F-star-C-K Purpose!
Where'd All the Time Go?
I recently went on a vacation to a small village in Himachal Pradesh called Shoja. Did I plan the trip? Not at all. I just knew I had five days. No itinerary. No checklist. No "things to do before leaving." Five days with absolutely no purpose.
And somehow, those five days turned out to be the most amazing days of my life!
Not because I discovered something extraordinary, but because I stopped trying to extract meaning from every moment. There was no pressure to make memories, no anxiety about making the “right” choice. Every day unfolded without needing my approval. And that absence of control made everything feel lighter, almost honest.
I met strangers who didn't stay strangers for long. I went on treks I hadn't even heard of before arriving. I ate food that wasn't on Google Maps. Conversations flowed without introductions, plans formed and dissolved naturally, and time stopped behaving the way it usually does.Everything was unplanned. And for once, I let life happen.
There was something deeply uncomfortable about that at first. The silence. The lack of direction. The absence of urgency. But slowly, that discomfort turned into curiosity. Then into ease. And eventually into a quiet kind of joy
We're obsessed with purpose.
Purpose in our careers, Purpose in our relationships, Purpose in our hobbies, Purpose in our mornings, our workouts, our weekends.
We've turned existing into a performance where everything needs a reason, a goal, a measurable outcome. Somewhere along the way, “just being” stopped being enough. Don't get me wrong, purpose matters. It gives direction. It helps us move forward. It gives structure when chaos feels overwhelming.

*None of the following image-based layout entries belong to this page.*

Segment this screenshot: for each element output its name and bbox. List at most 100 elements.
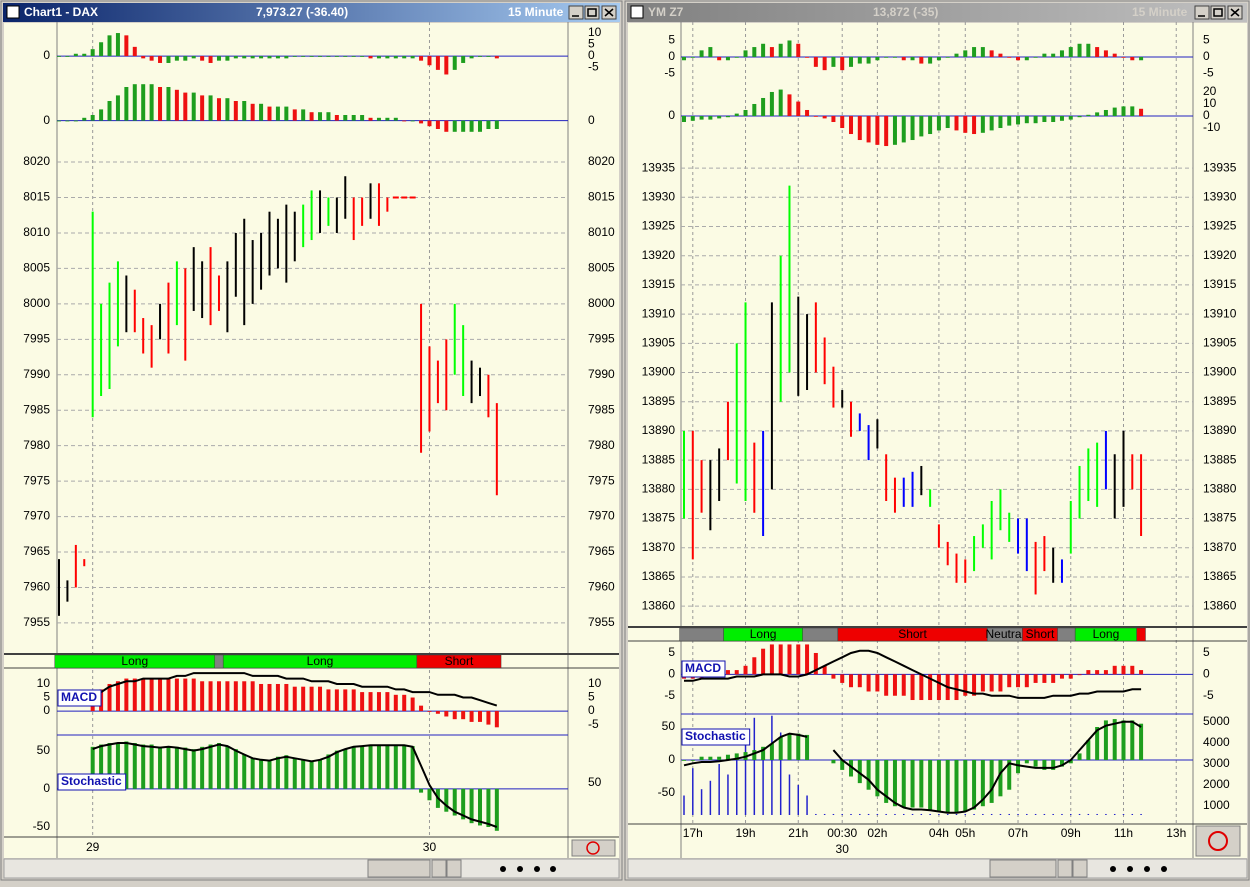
tool-icon[interactable] bbox=[1110, 866, 1116, 872]
state-segment bbox=[214, 654, 224, 669]
histogram-bar bbox=[769, 743, 774, 761]
scrollbar[interactable] bbox=[3, 858, 620, 879]
histogram-bar bbox=[107, 101, 112, 121]
scroll-right[interactable] bbox=[1072, 859, 1088, 878]
tool-icon[interactable] bbox=[1144, 866, 1150, 872]
status-button[interactable] bbox=[571, 839, 616, 857]
histogram-bar bbox=[183, 92, 188, 121]
histogram-bar bbox=[980, 674, 985, 692]
histogram-bar bbox=[99, 42, 104, 57]
histogram-bar bbox=[1016, 760, 1021, 774]
maximize-button[interactable] bbox=[584, 5, 600, 20]
scroll-left[interactable] bbox=[1057, 859, 1073, 878]
histogram-bar bbox=[1130, 56, 1135, 61]
indicator-label: MACD bbox=[61, 690, 97, 704]
histogram-bar bbox=[972, 47, 977, 57]
histogram-bar bbox=[132, 84, 137, 121]
minimize-button[interactable] bbox=[568, 5, 584, 20]
title-bar[interactable] bbox=[627, 3, 1247, 22]
histogram-bar bbox=[385, 692, 390, 712]
tool-icon[interactable] bbox=[1161, 866, 1167, 872]
histogram-bar bbox=[928, 760, 933, 810]
histogram-bar bbox=[301, 686, 306, 712]
histogram-bar bbox=[57, 56, 61, 57]
state-label: Long bbox=[750, 627, 777, 641]
histogram-bar bbox=[892, 760, 897, 807]
histogram-bar bbox=[998, 53, 1003, 57]
state-label: Short bbox=[445, 654, 474, 668]
indicator-line bbox=[92, 742, 498, 828]
scrollbar[interactable] bbox=[627, 858, 1248, 879]
tool-icon[interactable] bbox=[517, 866, 523, 872]
scroll-thumb[interactable] bbox=[989, 859, 1057, 878]
histogram-bar bbox=[875, 760, 880, 797]
histogram-bar bbox=[1130, 106, 1135, 116]
indicator-label-box bbox=[681, 728, 751, 746]
histogram-bar bbox=[1007, 56, 1012, 58]
histogram-bar bbox=[376, 117, 381, 121]
tool-icon[interactable] bbox=[500, 866, 506, 872]
histogram-bar bbox=[752, 47, 757, 57]
histogram-bar bbox=[1068, 47, 1073, 57]
tool-icon[interactable] bbox=[534, 866, 540, 872]
histogram-bar bbox=[225, 746, 230, 789]
histogram-bar bbox=[469, 711, 474, 722]
histogram-bar bbox=[1077, 674, 1082, 676]
histogram-bar bbox=[410, 746, 415, 789]
y-tick-label: 0 bbox=[1203, 667, 1210, 681]
histogram-bar bbox=[1095, 47, 1100, 57]
status-face bbox=[586, 841, 600, 855]
histogram-bar bbox=[1059, 50, 1064, 57]
tool-icon[interactable] bbox=[550, 866, 556, 872]
scroll-right[interactable] bbox=[446, 859, 462, 878]
minimize-button[interactable] bbox=[1194, 5, 1210, 20]
histogram-bar bbox=[267, 683, 272, 712]
histogram-bar bbox=[301, 109, 306, 121]
histogram-bar bbox=[796, 733, 801, 761]
y-tick-label: 7975 bbox=[23, 473, 50, 487]
histogram-bar bbox=[857, 760, 862, 784]
histogram-bar bbox=[954, 115, 959, 131]
y-tick-label: 7990 bbox=[588, 367, 615, 381]
histogram-bar bbox=[901, 56, 906, 61]
y2-tick-label: 5 bbox=[588, 37, 595, 51]
histogram-bar bbox=[980, 115, 985, 133]
maximize-button[interactable] bbox=[1210, 5, 1226, 20]
y2-tick-label: 4000 bbox=[1203, 735, 1230, 749]
histogram-bar bbox=[242, 754, 247, 789]
histogram-bar bbox=[65, 56, 70, 57]
histogram-bar bbox=[444, 711, 449, 717]
y-tick-label: 0 bbox=[1203, 49, 1210, 63]
histogram-bar bbox=[743, 109, 748, 116]
histogram-bar bbox=[107, 35, 112, 57]
histogram-bar bbox=[1016, 674, 1021, 688]
scroll-thumb[interactable] bbox=[367, 859, 431, 878]
state-label: Short bbox=[1026, 627, 1055, 641]
histogram-bar bbox=[796, 101, 801, 116]
histogram-bar bbox=[708, 115, 713, 120]
histogram-bar bbox=[945, 760, 950, 813]
histogram-bar bbox=[494, 56, 499, 59]
histogram-bar bbox=[1051, 674, 1056, 683]
histogram-bar bbox=[708, 756, 713, 761]
histogram-bar bbox=[82, 53, 87, 57]
tool-icon[interactable] bbox=[1127, 866, 1133, 872]
histogram-bar bbox=[183, 678, 188, 712]
y2-tick-label: 3000 bbox=[1203, 756, 1230, 770]
histogram-bar bbox=[318, 112, 323, 121]
histogram-bar bbox=[734, 670, 739, 675]
histogram-bar bbox=[1130, 665, 1135, 675]
y-tick-label: 7960 bbox=[588, 580, 615, 594]
scroll-left[interactable] bbox=[431, 859, 447, 878]
state-segment bbox=[1057, 627, 1076, 642]
histogram-bar bbox=[831, 760, 836, 764]
histogram-bar bbox=[1051, 760, 1056, 770]
histogram-bar bbox=[699, 756, 704, 761]
histogram-bar bbox=[469, 56, 474, 59]
toolbar-icons bbox=[500, 866, 1167, 872]
title-bar[interactable] bbox=[3, 3, 620, 22]
histogram-bar bbox=[778, 644, 783, 675]
status-button[interactable] bbox=[1195, 825, 1241, 857]
histogram-bar bbox=[866, 674, 871, 692]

But we've made it too heavy. We've made purpose feel like a deadline. Like a burden. Like something you're failing at if you don't have it figured out.
The freedom without purpose
On this trip, not having a purpose gave me something I hadn't felt in a long time: freedom.
Freedom to wake up without deciding what kind of day it should be. Freedom to say yes without calculating outcomes. Freedom to follow someone else's curiosity instead of my own plans.
I lived life through someone else's eyes, a local's suggestion, a fellow traveler's excitement, a random “let's just go there.” And it felt surreal in the best way possible. Purpose didn't guide me. Presence did!
Sometimes, the most radical thing you can do is stop asking what something is for and simply experience it as it is.
New beginnings
As we step into a new year, sure, have a purpose. Have goals. Intentions. Something to move toward. But, One thing I always say: leave some room for serendipity. Because some of the best moments in life don't come from chasing purpose they come from letting go just enough for life to surprise you.
And maybe that, in itself, is a kind of purpose worth keeping!